Away he went, perhaps too numb to realize yet what kind of hell he was heading for. Well, he'd find out pretty damn quick. The only thing that excused a plot was winning. Failure brought its own punishment.

Jake went out into the antechamber. Lulu sat at her desk as calmly as if two Army men didn't lie dead not ten feet away. "I knew you'd take care of that foolishness, Mr. President," she said. "Shall we call somebody to get rid of this carrion?"

"Mm-not quite yet," Featherston answered. "Let me bring in some more men I'm sure I can count on." The worst thing about having somebody mount a coup was being unable to trust the people around you afterwards.

But if he couldn't count on the Freedom Party Guards, he couldn't count on anybody-and if he couldn't count on anybody, Nathan Bedford Forrest III's strike would have worked like a charm. Jake went back to the telephone on his desk. Had Forrest had the brains to suborn the operator and keep the President from getting hold of loyal troops? That might make things dicey, even now.

But no. Within a minute, Featherston was talking with a regimental commander named Wilcy Hoyt, who promised to secure the Gray House grounds with his troops. "Freedom!" Hoyt said fervently as he rang off.

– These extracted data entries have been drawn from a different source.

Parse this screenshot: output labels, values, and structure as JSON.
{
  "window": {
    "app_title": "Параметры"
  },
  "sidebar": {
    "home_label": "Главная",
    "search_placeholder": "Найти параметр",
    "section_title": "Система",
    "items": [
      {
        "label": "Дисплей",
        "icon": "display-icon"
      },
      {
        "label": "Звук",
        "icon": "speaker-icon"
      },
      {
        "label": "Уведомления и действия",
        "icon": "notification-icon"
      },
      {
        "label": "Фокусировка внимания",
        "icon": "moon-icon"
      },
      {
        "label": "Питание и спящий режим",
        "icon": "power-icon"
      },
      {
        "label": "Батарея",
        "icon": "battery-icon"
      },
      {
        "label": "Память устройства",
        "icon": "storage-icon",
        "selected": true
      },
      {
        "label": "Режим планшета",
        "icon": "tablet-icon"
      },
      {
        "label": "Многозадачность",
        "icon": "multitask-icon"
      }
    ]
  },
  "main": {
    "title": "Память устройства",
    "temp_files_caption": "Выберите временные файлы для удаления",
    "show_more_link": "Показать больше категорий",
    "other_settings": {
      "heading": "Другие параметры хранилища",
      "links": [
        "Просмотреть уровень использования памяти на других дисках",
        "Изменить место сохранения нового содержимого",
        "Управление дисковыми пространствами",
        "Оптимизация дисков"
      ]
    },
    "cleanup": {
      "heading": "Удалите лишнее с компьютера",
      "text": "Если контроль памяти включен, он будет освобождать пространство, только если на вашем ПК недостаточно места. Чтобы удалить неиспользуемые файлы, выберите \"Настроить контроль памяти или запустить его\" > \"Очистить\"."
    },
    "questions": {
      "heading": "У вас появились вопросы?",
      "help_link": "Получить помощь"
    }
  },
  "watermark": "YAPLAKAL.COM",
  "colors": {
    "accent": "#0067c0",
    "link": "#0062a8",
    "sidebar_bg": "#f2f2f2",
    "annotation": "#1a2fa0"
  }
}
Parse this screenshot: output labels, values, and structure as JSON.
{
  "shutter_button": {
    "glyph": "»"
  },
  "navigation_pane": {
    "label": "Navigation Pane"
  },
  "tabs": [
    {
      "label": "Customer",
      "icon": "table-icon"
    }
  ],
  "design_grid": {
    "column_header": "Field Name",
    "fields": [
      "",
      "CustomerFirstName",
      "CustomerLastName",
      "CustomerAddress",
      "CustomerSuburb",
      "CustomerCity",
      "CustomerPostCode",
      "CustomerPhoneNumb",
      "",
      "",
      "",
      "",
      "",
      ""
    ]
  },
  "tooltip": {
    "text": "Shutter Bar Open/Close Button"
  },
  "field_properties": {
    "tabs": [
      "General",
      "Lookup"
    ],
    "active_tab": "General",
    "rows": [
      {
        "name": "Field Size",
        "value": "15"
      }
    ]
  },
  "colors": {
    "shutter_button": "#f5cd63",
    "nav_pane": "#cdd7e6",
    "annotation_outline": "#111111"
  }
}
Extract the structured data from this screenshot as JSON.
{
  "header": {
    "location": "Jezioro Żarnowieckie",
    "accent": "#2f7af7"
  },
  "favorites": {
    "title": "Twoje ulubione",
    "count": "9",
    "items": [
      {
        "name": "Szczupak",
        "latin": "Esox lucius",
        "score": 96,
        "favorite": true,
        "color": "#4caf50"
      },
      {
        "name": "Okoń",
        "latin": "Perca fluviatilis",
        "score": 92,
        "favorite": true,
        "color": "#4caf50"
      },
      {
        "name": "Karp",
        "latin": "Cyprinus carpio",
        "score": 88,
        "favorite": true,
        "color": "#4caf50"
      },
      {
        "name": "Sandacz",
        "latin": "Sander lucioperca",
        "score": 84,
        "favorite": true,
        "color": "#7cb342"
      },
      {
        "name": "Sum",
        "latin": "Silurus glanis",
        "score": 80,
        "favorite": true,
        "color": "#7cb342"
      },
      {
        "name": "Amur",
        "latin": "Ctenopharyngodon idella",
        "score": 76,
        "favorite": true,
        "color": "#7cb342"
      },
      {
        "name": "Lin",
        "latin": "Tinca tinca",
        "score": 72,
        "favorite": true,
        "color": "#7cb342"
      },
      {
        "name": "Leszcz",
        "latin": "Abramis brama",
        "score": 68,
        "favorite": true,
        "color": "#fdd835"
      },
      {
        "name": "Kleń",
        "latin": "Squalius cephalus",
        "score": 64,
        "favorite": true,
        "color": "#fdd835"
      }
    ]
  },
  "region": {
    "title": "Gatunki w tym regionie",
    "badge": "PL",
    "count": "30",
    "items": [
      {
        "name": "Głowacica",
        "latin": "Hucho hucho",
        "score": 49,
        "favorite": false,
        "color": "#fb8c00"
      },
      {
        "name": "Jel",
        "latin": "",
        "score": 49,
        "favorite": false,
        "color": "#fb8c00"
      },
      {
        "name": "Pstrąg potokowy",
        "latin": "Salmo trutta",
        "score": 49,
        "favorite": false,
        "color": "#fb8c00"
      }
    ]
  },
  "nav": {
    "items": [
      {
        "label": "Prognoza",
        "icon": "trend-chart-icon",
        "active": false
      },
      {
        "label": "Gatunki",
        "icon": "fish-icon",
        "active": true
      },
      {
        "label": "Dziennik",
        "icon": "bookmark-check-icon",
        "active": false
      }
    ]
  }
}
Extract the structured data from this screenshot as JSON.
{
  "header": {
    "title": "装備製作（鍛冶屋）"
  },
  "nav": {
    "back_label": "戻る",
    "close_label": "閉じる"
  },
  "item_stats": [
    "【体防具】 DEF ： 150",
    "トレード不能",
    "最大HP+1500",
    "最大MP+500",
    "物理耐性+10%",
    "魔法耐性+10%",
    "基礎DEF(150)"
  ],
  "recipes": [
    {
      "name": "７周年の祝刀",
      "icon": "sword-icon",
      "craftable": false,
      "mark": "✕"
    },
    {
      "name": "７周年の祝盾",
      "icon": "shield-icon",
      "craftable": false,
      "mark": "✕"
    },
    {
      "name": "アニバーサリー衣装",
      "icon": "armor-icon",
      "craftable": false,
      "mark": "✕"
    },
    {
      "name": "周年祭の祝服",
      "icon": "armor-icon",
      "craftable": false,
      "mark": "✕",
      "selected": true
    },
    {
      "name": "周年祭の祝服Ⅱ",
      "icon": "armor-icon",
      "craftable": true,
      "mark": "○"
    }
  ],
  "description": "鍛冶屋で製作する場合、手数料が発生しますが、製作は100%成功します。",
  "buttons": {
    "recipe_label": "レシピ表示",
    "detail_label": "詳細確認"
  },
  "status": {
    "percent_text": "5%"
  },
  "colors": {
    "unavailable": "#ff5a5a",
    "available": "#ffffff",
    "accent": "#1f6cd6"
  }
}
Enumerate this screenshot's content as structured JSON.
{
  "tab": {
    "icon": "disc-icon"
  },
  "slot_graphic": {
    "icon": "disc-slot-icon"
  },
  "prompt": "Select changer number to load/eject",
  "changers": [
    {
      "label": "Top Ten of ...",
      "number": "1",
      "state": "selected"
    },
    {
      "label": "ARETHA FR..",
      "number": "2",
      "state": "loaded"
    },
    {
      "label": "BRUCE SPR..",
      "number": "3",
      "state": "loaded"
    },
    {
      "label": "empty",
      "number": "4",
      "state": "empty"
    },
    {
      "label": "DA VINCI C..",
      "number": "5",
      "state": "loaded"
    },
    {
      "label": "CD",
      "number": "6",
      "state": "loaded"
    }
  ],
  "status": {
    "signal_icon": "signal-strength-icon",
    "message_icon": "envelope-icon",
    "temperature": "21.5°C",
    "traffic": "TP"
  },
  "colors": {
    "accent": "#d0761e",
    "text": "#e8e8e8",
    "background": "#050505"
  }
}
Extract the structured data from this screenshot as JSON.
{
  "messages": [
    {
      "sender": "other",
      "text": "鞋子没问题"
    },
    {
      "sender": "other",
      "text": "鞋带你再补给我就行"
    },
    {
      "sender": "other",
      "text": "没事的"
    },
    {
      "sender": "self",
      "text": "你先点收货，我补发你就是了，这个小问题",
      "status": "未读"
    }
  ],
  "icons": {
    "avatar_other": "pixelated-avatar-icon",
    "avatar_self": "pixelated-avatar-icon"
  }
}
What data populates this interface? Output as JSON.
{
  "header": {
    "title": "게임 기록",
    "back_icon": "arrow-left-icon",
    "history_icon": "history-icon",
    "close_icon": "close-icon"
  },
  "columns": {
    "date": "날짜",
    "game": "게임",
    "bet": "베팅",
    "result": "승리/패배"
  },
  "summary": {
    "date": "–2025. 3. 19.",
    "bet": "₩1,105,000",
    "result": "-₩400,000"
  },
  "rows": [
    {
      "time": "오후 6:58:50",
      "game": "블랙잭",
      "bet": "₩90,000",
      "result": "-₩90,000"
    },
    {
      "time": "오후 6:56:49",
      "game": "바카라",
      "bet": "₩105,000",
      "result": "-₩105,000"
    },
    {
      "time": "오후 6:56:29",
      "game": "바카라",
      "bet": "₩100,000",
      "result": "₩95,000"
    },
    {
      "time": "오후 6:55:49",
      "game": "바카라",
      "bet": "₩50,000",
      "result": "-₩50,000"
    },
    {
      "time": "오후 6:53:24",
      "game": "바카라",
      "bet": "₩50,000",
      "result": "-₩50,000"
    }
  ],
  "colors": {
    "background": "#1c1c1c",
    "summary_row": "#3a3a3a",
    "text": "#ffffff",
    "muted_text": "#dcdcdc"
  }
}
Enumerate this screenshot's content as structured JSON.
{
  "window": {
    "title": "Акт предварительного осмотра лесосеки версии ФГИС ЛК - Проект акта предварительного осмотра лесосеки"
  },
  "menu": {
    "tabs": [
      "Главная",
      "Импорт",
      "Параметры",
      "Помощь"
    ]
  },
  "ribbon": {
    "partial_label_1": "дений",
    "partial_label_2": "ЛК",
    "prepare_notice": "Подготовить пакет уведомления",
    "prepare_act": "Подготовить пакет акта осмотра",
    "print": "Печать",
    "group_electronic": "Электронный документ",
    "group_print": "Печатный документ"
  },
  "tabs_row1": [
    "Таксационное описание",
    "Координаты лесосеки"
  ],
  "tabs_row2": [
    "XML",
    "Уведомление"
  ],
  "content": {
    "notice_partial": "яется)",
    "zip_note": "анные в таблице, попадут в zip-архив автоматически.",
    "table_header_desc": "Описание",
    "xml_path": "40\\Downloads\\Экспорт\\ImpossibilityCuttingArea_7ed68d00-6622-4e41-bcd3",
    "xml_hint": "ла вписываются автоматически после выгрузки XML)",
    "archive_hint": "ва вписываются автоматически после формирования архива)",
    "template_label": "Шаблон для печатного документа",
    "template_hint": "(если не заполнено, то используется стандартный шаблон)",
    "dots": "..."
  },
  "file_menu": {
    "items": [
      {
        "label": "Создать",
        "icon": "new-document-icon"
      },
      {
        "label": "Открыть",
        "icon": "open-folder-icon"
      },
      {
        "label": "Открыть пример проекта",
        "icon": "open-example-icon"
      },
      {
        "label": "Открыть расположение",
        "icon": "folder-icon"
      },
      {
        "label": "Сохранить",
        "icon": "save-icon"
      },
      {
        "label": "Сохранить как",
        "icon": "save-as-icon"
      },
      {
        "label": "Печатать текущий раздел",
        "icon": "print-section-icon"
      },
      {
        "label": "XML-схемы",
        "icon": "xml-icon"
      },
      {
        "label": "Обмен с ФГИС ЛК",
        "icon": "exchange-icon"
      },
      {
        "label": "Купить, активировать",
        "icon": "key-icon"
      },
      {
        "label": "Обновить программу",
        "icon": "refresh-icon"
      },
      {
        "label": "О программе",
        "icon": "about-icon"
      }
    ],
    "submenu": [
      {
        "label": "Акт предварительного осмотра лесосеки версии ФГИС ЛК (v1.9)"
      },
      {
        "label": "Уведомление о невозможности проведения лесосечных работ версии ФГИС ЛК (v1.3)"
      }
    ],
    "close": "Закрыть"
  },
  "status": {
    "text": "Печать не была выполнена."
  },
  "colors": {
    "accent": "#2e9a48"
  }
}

Would the men who backed Forrest fight? Would they try to take Jake out, reckoning it was their best chance? In their shoes, Featherston would have done that. He still had his.45. But the pistol was there to protect him against a visitor who turned out to be an assassin. It wouldn't help much against a squad of soldiers determined to do him in.

As soon as he got off the telephone with Hoyt, he went out and grabbed an automatic rifle from one of the dead guards. Even that wouldn't do him as much good as he wished, but it was better than the pistol. If he had to go down, he aimed to go down fighting.

"Will there be more shooting, Mr. President?" Lulu asked.

"Well, I don't know for sure, but there may be," Jake answered.

"Hand me that other rifle, then," his secretary said.

Featherston stared at her as if she'd suddenly started speaking Swahili. "You know how to use it?"

"Would I ask if I didn't?" she said.